1895 · Boston and New York
by Kovalevsky, Sonya (Anna von Rydingsvard, trans.)
Boston and New York: Lamson Wolffe and Co, 1895. 16mo, pp. [2], ix, [1], 3-197, [1]; engraved tailpieces; biographical introduction by Rydingsvard; tan publisher's cloth with red, blue, black and silver printed design with strong Russian motifs, uncut, t.e.g.; boards soiled, upper free endpaper excised, very good in a custom clamshell box. Sonya Kovalevsky's life was a singular one. She entered into a false marriage in order to escape the conservative demands placed upon her by mid 19th-century social mores, and through this ruse was able to pursue a career in mathematics.

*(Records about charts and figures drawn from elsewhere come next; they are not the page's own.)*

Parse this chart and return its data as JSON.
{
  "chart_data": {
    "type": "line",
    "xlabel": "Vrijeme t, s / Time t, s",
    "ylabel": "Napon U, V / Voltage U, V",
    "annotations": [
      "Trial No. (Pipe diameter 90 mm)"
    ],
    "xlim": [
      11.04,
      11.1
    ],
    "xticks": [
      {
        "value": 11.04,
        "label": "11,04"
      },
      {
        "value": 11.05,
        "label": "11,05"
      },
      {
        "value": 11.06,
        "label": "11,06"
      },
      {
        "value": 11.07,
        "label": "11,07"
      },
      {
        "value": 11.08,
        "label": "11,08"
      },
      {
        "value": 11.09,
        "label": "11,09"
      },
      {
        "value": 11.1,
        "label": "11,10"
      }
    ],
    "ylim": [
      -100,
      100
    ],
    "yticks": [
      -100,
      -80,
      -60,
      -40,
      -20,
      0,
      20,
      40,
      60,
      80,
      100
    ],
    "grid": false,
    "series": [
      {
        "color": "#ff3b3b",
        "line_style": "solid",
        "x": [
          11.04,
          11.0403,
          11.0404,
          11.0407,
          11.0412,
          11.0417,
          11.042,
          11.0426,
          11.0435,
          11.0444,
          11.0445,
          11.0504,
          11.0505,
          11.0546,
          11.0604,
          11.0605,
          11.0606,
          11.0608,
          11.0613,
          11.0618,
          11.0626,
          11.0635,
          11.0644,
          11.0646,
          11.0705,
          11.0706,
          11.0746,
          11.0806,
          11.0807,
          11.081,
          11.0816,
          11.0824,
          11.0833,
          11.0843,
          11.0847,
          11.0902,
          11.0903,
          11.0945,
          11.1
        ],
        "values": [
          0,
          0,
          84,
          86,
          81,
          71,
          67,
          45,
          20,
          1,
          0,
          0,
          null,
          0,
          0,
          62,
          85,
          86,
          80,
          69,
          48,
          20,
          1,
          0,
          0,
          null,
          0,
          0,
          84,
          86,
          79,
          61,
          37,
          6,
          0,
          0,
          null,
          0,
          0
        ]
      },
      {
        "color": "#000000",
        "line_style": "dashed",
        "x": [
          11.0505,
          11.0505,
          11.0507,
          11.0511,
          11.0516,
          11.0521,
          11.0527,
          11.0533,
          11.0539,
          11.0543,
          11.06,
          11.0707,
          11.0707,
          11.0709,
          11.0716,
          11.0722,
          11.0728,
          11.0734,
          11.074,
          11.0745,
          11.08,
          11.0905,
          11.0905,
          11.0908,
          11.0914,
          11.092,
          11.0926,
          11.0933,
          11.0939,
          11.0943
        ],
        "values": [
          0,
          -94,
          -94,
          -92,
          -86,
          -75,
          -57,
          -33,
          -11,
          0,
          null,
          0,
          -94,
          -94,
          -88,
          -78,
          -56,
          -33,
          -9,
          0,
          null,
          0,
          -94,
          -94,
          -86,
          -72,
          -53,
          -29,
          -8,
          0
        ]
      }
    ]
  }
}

She won multiple accolades in this field, becoming the first woman to receive a doctorate in mathematics, the first woman to join the editorial board of a scientific journal, the first woman to win the Prix Bordin of the French Academy of Sciences, and the first woman appointed to a full professorship in Northern Europe. In her later life she turned to writing fiction, with this posthumous novel being her last. It is a semi-autobiographical account of a young Russian noblewoman who longs to dedicate herself to a cause but falls into Nihilism after the emancipation of the Russian serfs.